Слова священника, довольно молодого еще человека, глубоко тронули девочку, нет, теперь уже отроковицу – так он назвал. Комок в горле распался сам собой и излился слезами. Анастасия уткнулась в русую бороду и, всхлипывая, пересказала все свои детские прегрешения.

Потом уже, поздним вечером, ворочаясь в кровати без сна, она вспомнила еще несколько грехов, в которых не покаялась. Месяц назад на балу подглядела, как юная графиня Б. целуется с молодым корнетом, у него еще только-только усики пробивались. Позавидовала. А зависть – грех. Потом еще мамин браслет из ларчика драгоценного без спросу брала. Это ведь то же самое, что украла. Нет, потом-то на место положила, никто и не заметил. Но Бог все видит. Значит, считается.

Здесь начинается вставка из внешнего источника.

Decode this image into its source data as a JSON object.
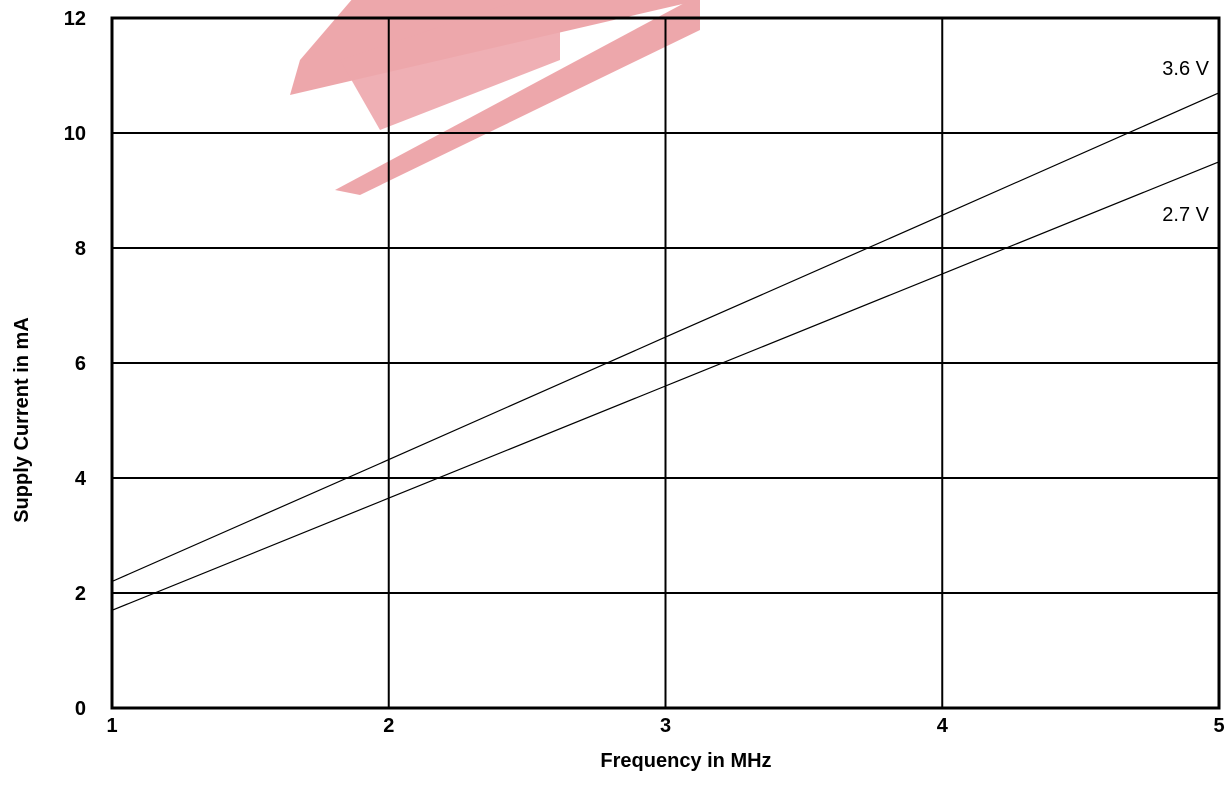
{
  "chart_data": {
    "type": "line",
    "title": "",
    "xlabel": "Frequency in MHz",
    "ylabel": "Supply Current in mA",
    "xlim": [
      1,
      5
    ],
    "ylim": [
      0,
      12
    ],
    "x_ticks": [
      "1",
      "2",
      "3",
      "4",
      "5"
    ],
    "y_ticks": [
      "0",
      "2",
      "4",
      "6",
      "8",
      "10",
      "12"
    ],
    "grid": true,
    "series": [
      {
        "name": "3.6 V",
        "x": [
          1,
          2,
          3,
          4,
          5
        ],
        "y": [
          2.2,
          4.32,
          6.45,
          8.57,
          10.7
        ]
      },
      {
        "name": "2.7 V",
        "x": [
          1,
          2,
          3,
          4,
          5
        ],
        "y": [
          1.7,
          3.65,
          5.6,
          7.55,
          9.5
        ]
      }
    ]
  },
  "watermark": {
    "color": "#e88a90"
  }
}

Как же ей к причастию без отпущения грехов этих идти? Вдруг прикоснется она губами к священному вину, а тут затрубят трубы и явятся в золотом дыму ангелы небесные. И громогласно, на весь храм, провозгласят: «Грешница великая! Воровка, завистница и лгунья!» Она ведь прямо там со стыда и помрет. Нет, нельзя такого допустить. Анастасия вспомнила красивое, чуть вытянутое лицо священника, – как его звали? Отец Алексий, кажется. Вот к нему подойдет и про забытые грехи расскажет. Батюшка поймет, у него глаза добрые.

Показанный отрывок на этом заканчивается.